What happens when no strategy helps?

Lawrence White, who teaches microeconomics at NYU’s Stern School of Business, pointed out that “there are very smart men and women who are running your brand-name companies,” and that many of them are, no doubt, thinking about all of these long-term measures. But he also observed that, for some brands, there is likely no way to avoid the gut punch the coronavirus will deliver.

“A company like GM, selling large-priced durable goods that almost everyone can defer his or her purchase of for a month or two, are going to be facing—if this [epidemic] goes longer—severe difficulties,” he said. “They’re going to be hurting big time.”

And airlines? As of Monday, they were in Washington asking for a $50 billion bailout.

There are only so many levers a company can pull. While laying off employees might stanch some of the bleeding, for many brands, the loss of sales revenue is unavoidable and for some, it will be crippling.
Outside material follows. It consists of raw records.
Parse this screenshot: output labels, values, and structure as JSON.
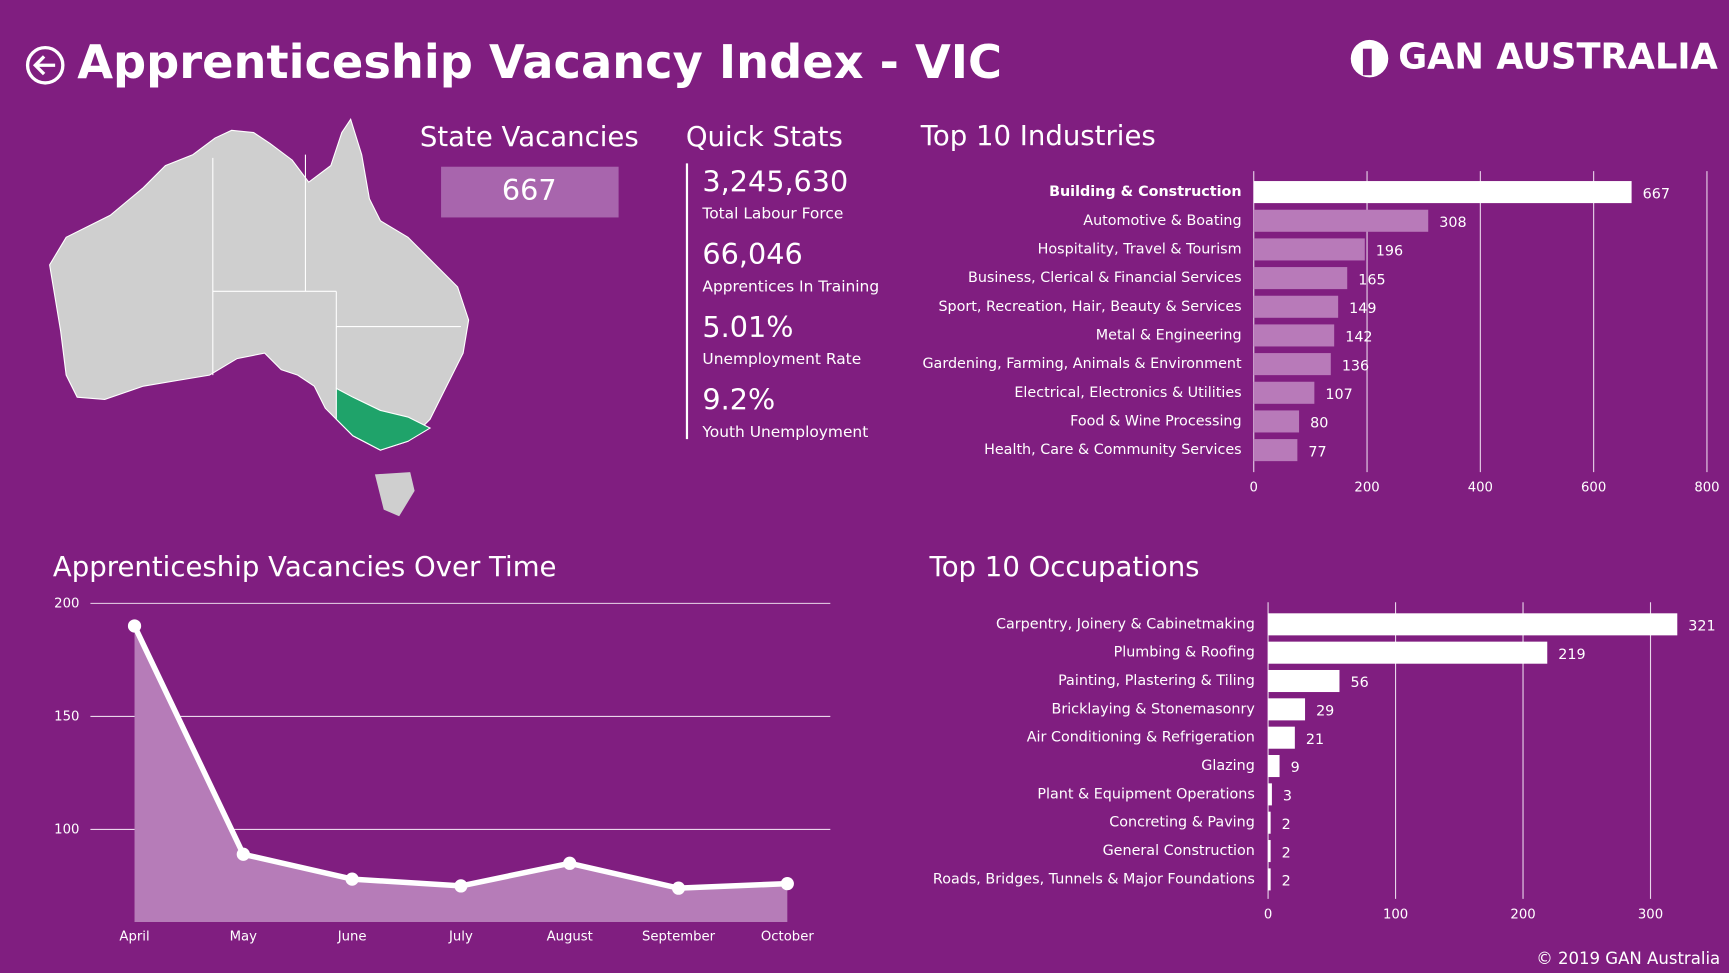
{
  "header": {
    "title": "Apprenticeship Vacancy Index - VIC",
    "logo": "GAN AUSTRALIA"
  },
  "state_vacancies": {
    "label": "State Vacancies",
    "value": 667
  },
  "quick_stats": {
    "title": "Quick Stats",
    "items": [
      {
        "value": "3,245,630",
        "label": "Total Labour Force"
      },
      {
        "value": "66,046",
        "label": "Apprentices In Training"
      },
      {
        "value": "5.01%",
        "label": "Unemployment Rate"
      },
      {
        "value": "9.2%",
        "label": "Youth Unemployment"
      }
    ]
  },
  "chart_data": [
    {
      "type": "bar",
      "orientation": "horizontal",
      "title": "Top 10 Industries",
      "categories": [
        "Building & Construction",
        "Automotive & Boating",
        "Hospitality, Travel & Tourism",
        "Business, Clerical & Financial Services",
        "Sport, Recreation, Hair, Beauty & Services",
        "Metal & Engineering",
        "Gardening, Farming, Animals & Environment",
        "Electrical, Electronics & Utilities",
        "Food & Wine Processing",
        "Health, Care & Community Services"
      ],
      "values": [
        667,
        308,
        196,
        165,
        149,
        142,
        136,
        107,
        80,
        77
      ],
      "colors": [
        "#ffffff",
        "#b87ab9",
        "#b87ab9",
        "#b87ab9",
        "#b87ab9",
        "#b87ab9",
        "#b87ab9",
        "#b87ab9",
        "#b87ab9",
        "#b87ab9"
      ],
      "xlim": [
        0,
        800
      ],
      "xticks": [
        0,
        200,
        400,
        600,
        800
      ],
      "grid": true
    },
    {
      "type": "bar",
      "orientation": "horizontal",
      "title": "Top 10 Occupations",
      "categories": [
        "Carpentry, Joinery & Cabinetmaking",
        "Plumbing & Roofing",
        "Painting, Plastering & Tiling",
        "Bricklaying & Stonemasonry",
        "Air Conditioning & Refrigeration",
        "Glazing",
        "Plant & Equipment Operations",
        "Concreting & Paving",
        "General Construction",
        "Roads, Bridges, Tunnels & Major Foundations"
      ],
      "values": [
        321,
        219,
        56,
        29,
        21,
        9,
        3,
        2,
        2,
        2
      ],
      "color": "#ffffff",
      "xlim": [
        0,
        330
      ],
      "xticks": [
        0,
        100,
        200,
        300
      ],
      "grid": true
    },
    {
      "type": "line",
      "title": "Apprenticeship Vacancies Over Time",
      "categories": [
        "April",
        "May",
        "June",
        "July",
        "August",
        "September",
        "October"
      ],
      "values": [
        190,
        89,
        78,
        75,
        85,
        74,
        76
      ],
      "color": "#ffffff",
      "area_color": "#b67cb8",
      "ylim": [
        59,
        200
      ],
      "yticks": [
        100,
        150,
        200
      ],
      "grid": true
    }
  ],
  "footer": "© 2019 GAN Australia"
}
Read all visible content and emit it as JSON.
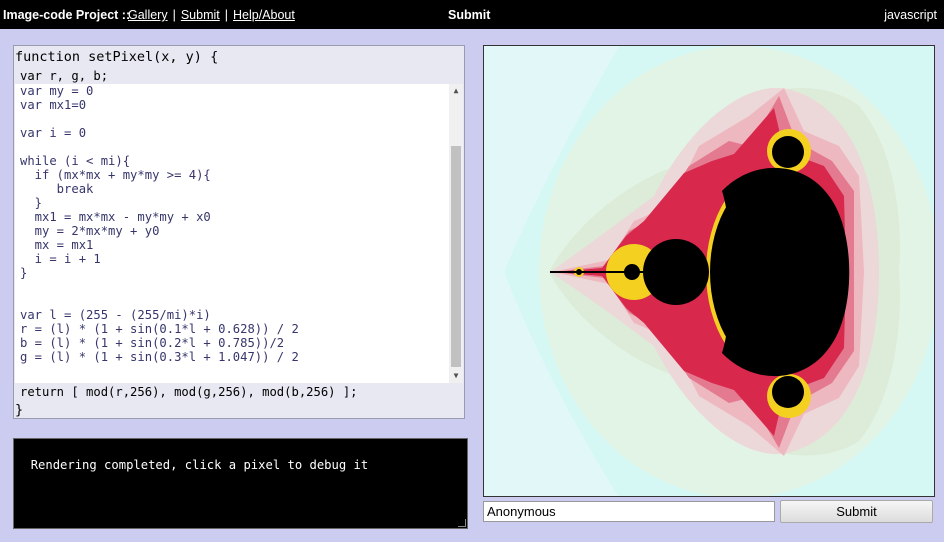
{
  "topbar": {
    "brand": "Image-code Project ::",
    "nav": [
      "Gallery",
      "Submit",
      "Help/About"
    ],
    "separator": "|",
    "center": "Submit",
    "language": "javascript"
  },
  "code": {
    "header_line1": "function setPixel(x, y) {",
    "header_line2": "var r, g, b;",
    "body_lines": [
      "var my = 0",
      "var mx1=0",
      "",
      "var i = 0",
      "",
      "while (i < mi){",
      "  if (mx*mx + my*my >= 4){",
      "     break",
      "  }",
      "  mx1 = mx*mx - my*my + x0",
      "  my = 2*mx*my + y0",
      "  mx = mx1",
      "  i = i + 1",
      "}",
      "",
      "",
      "var l = (255 - (255/mi)*i)",
      "r = (l) * (1 + sin(0.1*l + 0.628)) / 2",
      "b = (l) * (1 + sin(0.2*l + 0.785))/2",
      "g = (l) * (1 + sin(0.3*l + 1.047)) / 2"
    ],
    "footer_line1": "return [ mod(r,256), mod(g,256), mod(b,256) ];",
    "footer_line2": "}",
    "scroll_up": "▲",
    "scroll_down": "▼"
  },
  "console": {
    "text": "Rendering completed, click a pixel to debug it"
  },
  "canvas": {
    "background_color": "#d6f8f4",
    "set_color": "#000000",
    "band_colors": [
      "#d6f8f4",
      "#e2f4e6",
      "#dcecd8",
      "#ecc8c8",
      "#e89aa6",
      "#e04a6a",
      "#d6204a",
      "#f4d020"
    ]
  },
  "form": {
    "name_value": "Anonymous",
    "submit_label": "Submit"
  }
}
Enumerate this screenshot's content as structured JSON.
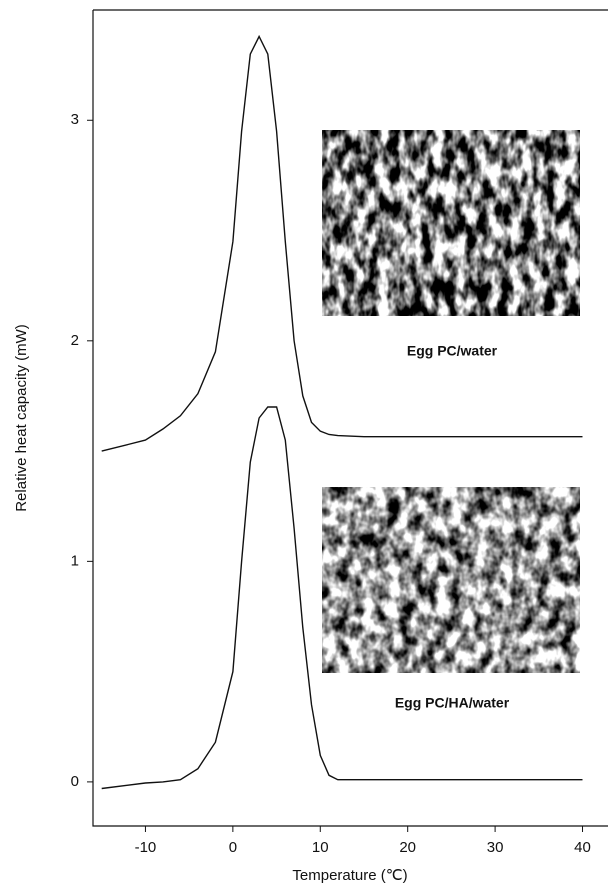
{
  "chart_data": {
    "type": "line",
    "xlabel": "Temperature (℃)",
    "ylabel": "Relative heat capacity (mW)",
    "x": [
      -15,
      -12,
      -10,
      -8,
      -6,
      -4,
      -2,
      0,
      1,
      2,
      3,
      4,
      5,
      6,
      7,
      8,
      9,
      10,
      11,
      12,
      15,
      20,
      30,
      40
    ],
    "series": [
      {
        "name": "Egg PC/water",
        "color": "#111111",
        "values": [
          1.5,
          1.53,
          1.55,
          1.6,
          1.66,
          1.76,
          1.95,
          2.45,
          2.95,
          3.3,
          3.38,
          3.3,
          2.95,
          2.45,
          2.0,
          1.75,
          1.63,
          1.59,
          1.575,
          1.57,
          1.565,
          1.565,
          1.565,
          1.565
        ]
      },
      {
        "name": "Egg PC/HA/water",
        "color": "#111111",
        "values": [
          -0.03,
          -0.015,
          -0.005,
          0.0,
          0.01,
          0.06,
          0.18,
          0.5,
          1.0,
          1.45,
          1.65,
          1.7,
          1.7,
          1.55,
          1.15,
          0.7,
          0.35,
          0.12,
          0.03,
          0.01,
          0.01,
          0.01,
          0.01,
          0.01
        ]
      }
    ],
    "xlim": [
      -16,
      42
    ],
    "xticks": [
      -10,
      0,
      10,
      20,
      30,
      40
    ],
    "ylim": [
      -0.2,
      3.5
    ],
    "yticks": [
      0,
      1,
      2,
      3
    ]
  }
}
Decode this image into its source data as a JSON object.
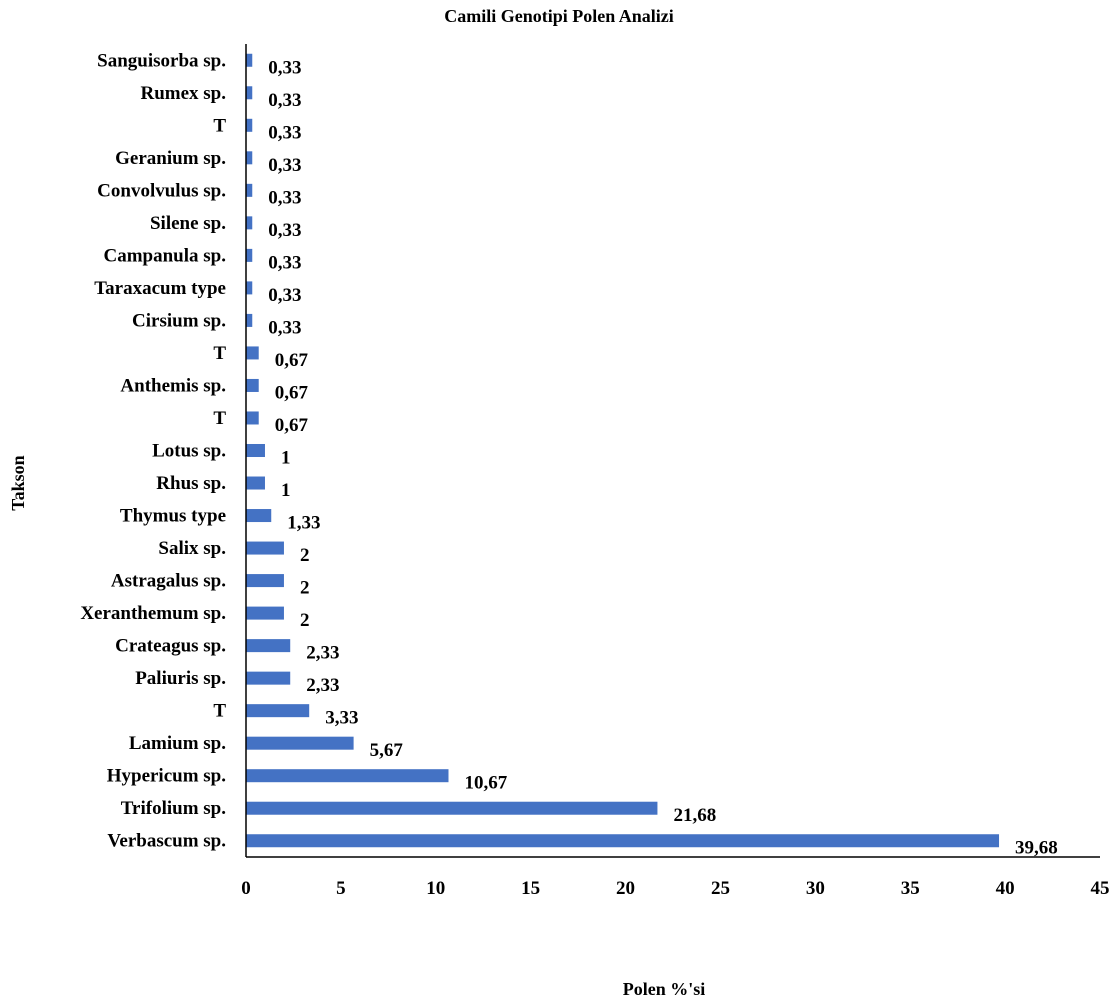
{
  "chart_data": {
    "type": "bar",
    "orientation": "horizontal",
    "title": "Camili Genotipi Polen Analizi",
    "xlabel": "Polen %'si",
    "ylabel": "Takson",
    "xlim": [
      0,
      45
    ],
    "x_ticks": [
      "0",
      "5",
      "10",
      "15",
      "20",
      "25",
      "30",
      "35",
      "40",
      "45"
    ],
    "x_tick_values": [
      0,
      5,
      10,
      15,
      20,
      25,
      30,
      35,
      40,
      45
    ],
    "grid": false,
    "bar_color": "#4472C4",
    "categories": [
      "Sanguisorba sp.",
      "Rumex sp.",
      "T",
      "Geranium sp.",
      "Convolvulus sp.",
      "Silene sp.",
      "Campanula sp.",
      "Taraxacum type",
      "Cirsium sp.",
      "T",
      "Anthemis sp.",
      "T",
      "Lotus sp.",
      "Rhus sp.",
      "Thymus type",
      "Salix sp.",
      "Astragalus sp.",
      "Xeranthemum sp.",
      "Crateagus sp.",
      "Paliuris sp.",
      "T",
      "Lamium sp.",
      "Hypericum sp.",
      "Trifolium sp.",
      "Verbascum sp."
    ],
    "values": [
      0.33,
      0.33,
      0.33,
      0.33,
      0.33,
      0.33,
      0.33,
      0.33,
      0.33,
      0.67,
      0.67,
      0.67,
      1,
      1,
      1.33,
      2,
      2,
      2,
      2.33,
      2.33,
      3.33,
      5.67,
      10.67,
      21.68,
      39.68
    ],
    "data_labels": [
      "0,33",
      "0,33",
      "0,33",
      "0,33",
      "0,33",
      "0,33",
      "0,33",
      "0,33",
      "0,33",
      "0,67",
      "0,67",
      "0,67",
      "1",
      "1",
      "1,33",
      "2",
      "2",
      "2",
      "2,33",
      "2,33",
      "3,33",
      "5,67",
      "10,67",
      "21,68",
      "39,68"
    ]
  }
}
And that’s hardly the limit of the bad news. A company that invested money in plants and equipment, for example, will still face depreciation costs. And while interest rates may have fallen into the cellar, many corporations still have debts to service. Nonfinancial corporate debt of large American companies stood at $4.8 trillion in 2003; it’s now up to $10 trillion.

Overall, White said, “We will see modest losses at first, but unless the virus experiences a turnaround within a month or two, we will see more severe losses for companies like appliance [manufacturers] or for Boeing. And it’s not going get any better. So except for your Amazon and delivery companies, this ain’t good news for anyone.”

Now for the good news

The long-term implications of the outbreak may offer little that’s encouraging, but Song did sound a cautious note of optimism. Looking at what’s happening right now in China, there’s evidence the recovery, when it comes, might well be a strong one.

“People are very confident [now] and they feel like the virus is contained in China,” Song said. “And now, they’re having renewed shopping behavior.”

Shoppers who didn’t spend much money in January and February are determined to make up for it now. “Restaurants and places that have started to reopen are booked immediately,” she said. “So I think it’s sort of like a more optimistic situation.”